By politics.co.uk staff
The biggest shake-up of special needs education for 30 years has been launched by Lib Dem minister Sarah Teather.
Today's green paper includes plans to introduce a single assessment process for children with special educational needs (SEN), combining health, care and education plans.
Ministers hope the move will end the problem of children 'falling through the gap' between different service providers, which occurs when it is not clear who is responsible for delivering on the statement of support local authorities currently provide.
But Labour warned that spending cuts and plans to fragment NHS and education services would undermine the impact of the changes.
"We have heard time and time again that parents are frustrated with endless delays to getting the help their child needs, and by being caught in the middle when local services don't work together," children's minister Ms Teather said.
"Parents and voluntary organisations have given us overwhelming examples where they have felt let down by local services.

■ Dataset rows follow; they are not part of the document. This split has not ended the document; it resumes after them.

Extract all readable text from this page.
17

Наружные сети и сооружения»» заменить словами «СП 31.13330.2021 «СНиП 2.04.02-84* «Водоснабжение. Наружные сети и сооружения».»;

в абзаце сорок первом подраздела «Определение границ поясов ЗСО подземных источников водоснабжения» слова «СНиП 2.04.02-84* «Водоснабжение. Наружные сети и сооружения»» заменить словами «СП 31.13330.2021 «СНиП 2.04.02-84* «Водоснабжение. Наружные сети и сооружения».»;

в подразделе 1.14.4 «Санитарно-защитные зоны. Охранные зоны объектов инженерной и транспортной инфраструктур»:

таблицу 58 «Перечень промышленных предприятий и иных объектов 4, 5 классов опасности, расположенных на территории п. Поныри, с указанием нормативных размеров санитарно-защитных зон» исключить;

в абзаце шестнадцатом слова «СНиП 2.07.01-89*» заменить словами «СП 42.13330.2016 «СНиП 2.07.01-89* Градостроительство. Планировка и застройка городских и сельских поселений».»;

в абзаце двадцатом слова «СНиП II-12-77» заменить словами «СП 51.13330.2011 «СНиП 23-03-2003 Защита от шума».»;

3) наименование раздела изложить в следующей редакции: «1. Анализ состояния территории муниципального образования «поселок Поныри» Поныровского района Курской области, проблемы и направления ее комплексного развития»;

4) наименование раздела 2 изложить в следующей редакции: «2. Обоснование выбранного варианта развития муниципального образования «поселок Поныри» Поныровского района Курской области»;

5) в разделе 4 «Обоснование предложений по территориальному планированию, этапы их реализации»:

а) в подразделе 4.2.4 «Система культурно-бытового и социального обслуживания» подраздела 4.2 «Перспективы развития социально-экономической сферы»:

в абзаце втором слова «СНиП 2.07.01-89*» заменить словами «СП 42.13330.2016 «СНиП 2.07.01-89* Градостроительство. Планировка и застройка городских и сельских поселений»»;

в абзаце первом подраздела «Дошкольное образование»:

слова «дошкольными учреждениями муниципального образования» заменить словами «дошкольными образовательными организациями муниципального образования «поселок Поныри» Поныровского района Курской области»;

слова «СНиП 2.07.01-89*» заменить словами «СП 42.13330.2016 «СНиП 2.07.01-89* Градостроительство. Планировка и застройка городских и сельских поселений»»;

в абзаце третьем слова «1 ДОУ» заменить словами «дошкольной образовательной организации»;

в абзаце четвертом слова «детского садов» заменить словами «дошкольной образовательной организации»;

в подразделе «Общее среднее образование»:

"At the moment there is an appalling situation where public money is being wasted as children are growing out of equipment, like wheelchairs, before they even arrive. The new single assessment process and plan will tackle this issue and mean that parents don't feel they have to push to get the services they are entitled to."

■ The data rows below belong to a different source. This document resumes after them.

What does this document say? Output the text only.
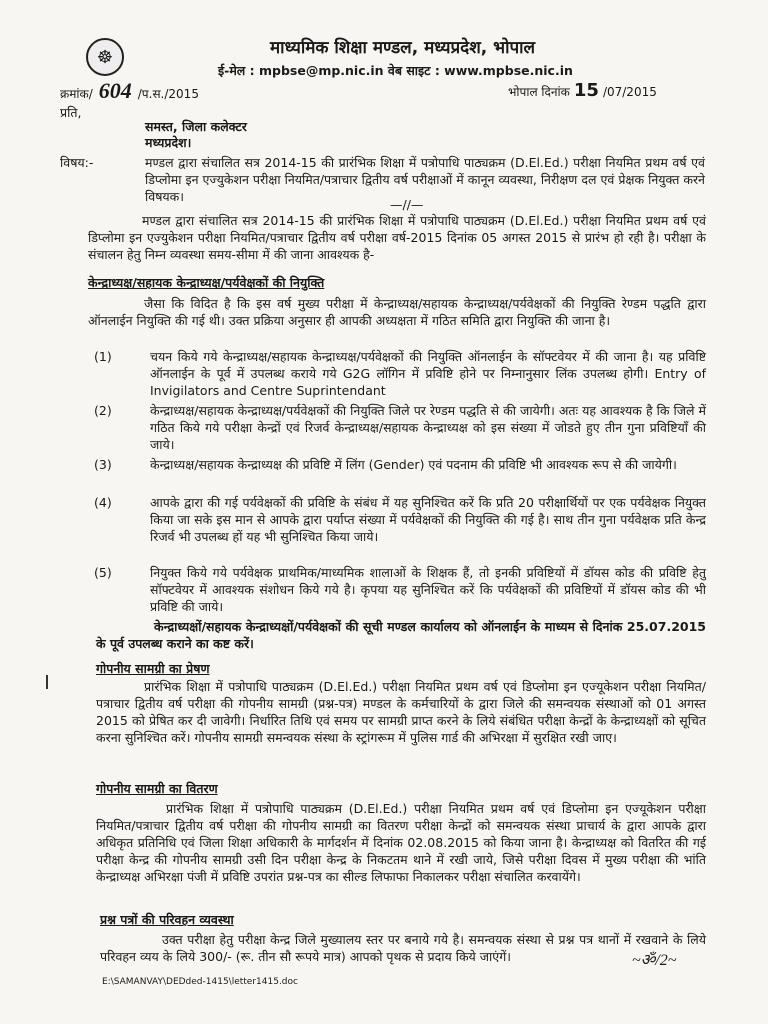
☸	माध्यमिक शिक्षा मण्डल, मध्यप्रदेश, भोपाल
ई-मेल : mpbse@mp.nic.in वेब साइट : www.mpbse.nic.in
क्रमांक/ 604 /प.स./2015	भोपाल दिनांक 15 /07/2015
प्रति,
समस्त, जिला कलेक्टर
मध्यप्रदेश।
विषय:-	मण्डल द्वारा संचालित सत्र 2014-15 की प्रारंभिक शिक्षा में पत्रोपाधि पाठ्यक्रम (D.El.Ed.) परीक्षा नियमित प्रथम वर्ष एवं डिप्लोमा इन एज्युकेशन परीक्षा नियमित/पत्राचार द्वितीय वर्ष परीक्षाओं में कानून व्यवस्था, निरीक्षण दल एवं प्रेक्षक नियुक्त करने विषयक।
—//—
मण्डल द्वारा संचालित सत्र 2014-15 की प्रारंभिक शिक्षा में पत्रोपाधि पाठ्यक्रम (D.El.Ed.) परीक्षा नियमित प्रथम वर्ष एवं डिप्लोमा इन एज्युकेशन परीक्षा नियमित/पत्राचार द्वितीय वर्ष परीक्षा वर्ष-2015 दिनांक 05 अगस्त 2015 से प्रारंभ हो रही है। परीक्षा के संचालन हेतु निम्न व्यवस्था समय-सीमा में की जाना आवश्यक है-
केन्द्राध्यक्ष/सहायक केन्द्राध्यक्ष/पर्यवेक्षकों की नियुक्ति
जैसा कि विदित है कि इस वर्ष मुख्य परीक्षा में केन्द्राध्यक्ष/सहायक केन्द्राध्यक्ष/पर्यवेक्षकों की नियुक्ति रेण्डम पद्धति द्वारा ऑनलाईन नियुक्ति की गई थी। उक्त प्रक्रिया अनुसार ही आपकी अध्यक्षता में गठित समिति द्वारा नियुक्ति की जाना है।
(1)	चयन किये गये केन्द्राध्यक्ष/सहायक केन्द्राध्यक्ष/पर्यवेक्षकों की नियुक्ति ऑनलाईन के सॉफ्टवेयर में की जाना है। यह प्रविष्टि ऑनलाईन के पूर्व में उपलब्ध कराये गये G2G लॉगिन में प्रविष्टि होने पर निम्नानुसार लिंक उपलब्ध होगी। Entry of Invigilators and Centre Suprintendant
(2)	केन्द्राध्यक्ष/सहायक केन्द्राध्यक्ष/पर्यवेक्षकों की नियुक्ति जिले पर रेण्डम पद्धति से की जायेगी। अतः यह आवश्यक है कि जिले में गठित किये गये परीक्षा केन्द्रों एवं रिजर्व केन्द्राध्यक्ष/सहायक केन्द्राध्यक्ष को इस संख्या में जोडते हुए तीन गुना प्रविष्टियाँ की जाये।
(3)	केन्द्राध्यक्ष/सहायक केन्द्राध्यक्ष की प्रविष्टि में लिंग (Gender) एवं पदनाम की प्रविष्टि भी आवश्यक रूप से की जायेगी।
(4)	आपके द्वारा की गई पर्यवेक्षकों की प्रविष्टि के संबंध में यह सुनिश्चित करें कि प्रति 20 परीक्षार्थियों पर एक पर्यवेक्षक नियुक्त किया जा सके इस मान से आपके द्वारा पर्याप्त संख्या में पर्यवेक्षकों की नियुक्ति की गई है। साथ तीन गुना पर्यवेक्षक प्रति केन्द्र रिजर्व भी उपलब्ध हों यह भी सुनिश्चित किया जाये।
(5)	नियुक्त किये गये पर्यवेक्षक प्राथमिक/माध्यमिक शालाओं के शिक्षक हैं, तो इनकी प्रविष्टियों में डॉयस कोड की प्रविष्टि हेतु सॉफ्टवेयर में आवश्यक संशोधन किये गये है। कृपया यह सुनिश्चित करें कि पर्यवेक्षकों की प्रविष्टियों में डॉयस कोड की भी प्रविष्टि की जाये।
केन्द्राध्यक्षों/सहायक केन्द्राध्यक्षों/पर्यवेक्षकों की सूची मण्डल कार्यालय को ऑनलाईन के माध्यम से दिनांक 25.07.2015 के पूर्व उपलब्ध कराने का कष्ट करें।
गोपनीय सामग्री का प्रेषण
प्रारंभिक शिक्षा में पत्रोपाधि पाठ्यक्रम (D.El.Ed.) परीक्षा नियमित प्रथम वर्ष एवं डिप्लोमा इन एज्यूकेशन परीक्षा नियमित/पत्राचार द्वितीय वर्ष परीक्षा की गोपनीय सामग्री (प्रश्न-पत्र) मण्डल के कर्मचारियों के द्वारा जिले की समन्वयक संस्थाओं को 01 अगस्त 2015 को प्रेषित कर दी जावेगी। निर्धारित तिथि एवं समय पर सामग्री प्राप्त करने के लिये संबंधित परीक्षा केन्द्रों के केन्द्राध्यक्षों को सूचित करना सुनिश्चित करें। गोपनीय सामग्री समन्वयक संस्था के स्ट्रांगरूम में पुलिस गार्ड की अभिरक्षा में सुरक्षित रखी जाए।
गोपनीय सामग्री का वितरण
प्रारंभिक शिक्षा में पत्रोपाधि पाठ्यक्रम (D.El.Ed.) परीक्षा नियमित प्रथम वर्ष एवं डिप्लोमा इन एज्यूकेशन परीक्षा नियमित/पत्राचार द्वितीय वर्ष परीक्षा की गोपनीय सामग्री का वितरण परीक्षा केन्द्रों को समन्वयक संस्था प्राचार्य के द्वारा आपके द्वारा अधिकृत प्रतिनिधि एवं जिला शिक्षा अधिकारी के मार्गदर्शन में दिनांक 02.08.2015 को किया जाना है। केन्द्राध्यक्ष को वितरित की गई परीक्षा केन्द्र की गोपनीय सामग्री उसी दिन परीक्षा केन्द्र के निकटतम थाने में रखी जाये, जिसे परीक्षा दिवस में मुख्य परीक्षा की भांति केन्द्राध्यक्ष अभिरक्षा पंजी में प्रविष्टि उपरांत प्रश्न-पत्र का सील्ड लिफाफा निकालकर परीक्षा संचालित करवायेंगे।
प्रश्न पत्रों की परिवहन व्यवस्था
उक्त परीक्षा हेतु परीक्षा केन्द्र जिले मुख्यालय स्तर पर बनाये गये है। समन्वयक संस्था से प्रश्न पत्र थानों में रखवाने के लिये परिवहन व्यय के लिये 300/- (रू. तीन सौ रूपये मात्र) आपको पृथक से प्रदाय किये जाएंगें।	~ॐ/2~
E:\SAMANVAY\DEDded-1415\letter1415.doc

The government proposes ensuring the new plan runs from birth to 25 years old and wants to overhaul teacher training, give local authorities more independence and give parents greater choice of schools.
The coalition has been frustrated by the current 'adversarial' assessment process, which it says has undermined parents' confidence in the system.
By uniting SEN provision under a single umbrella it hopes to solve the problem. The move has been welcomed by the National Association of Special Educational Needs.
Chief executive Lorraine Petersen said: "There has long been a need for a more coherent joined-up approach to the assessment of children and young people identified as having SEN.
"The proposals for an education, health and care plan to replace the statement will ensure that all those providing services are involved from birth to 25 and commit to providing services in the plan.
"We are also pleased to see a clear emphasis on training and development for staff in schools - building on the schools white paper. We need our teachers to be well trained and confident to identify needs and barriers to learning and provide the right support early on."
Shadow education secretary Andy Burnham said it was "scandalous" that the coalition had taken so long to come up with its SEN proposals.
"The green paper sets out a vision of integrated services but the Tory-led Government's own health and education reforms make that harder," he said.
"They are breaking down our NHS and education system into fragmented parts - this makes it much harder to plan and commission the complex services these children need and risks them falling between the cracks.
"The proposed changes to admissions for children with SEN leaves parents with no guarantees in the education free market that the secretary of state is creating."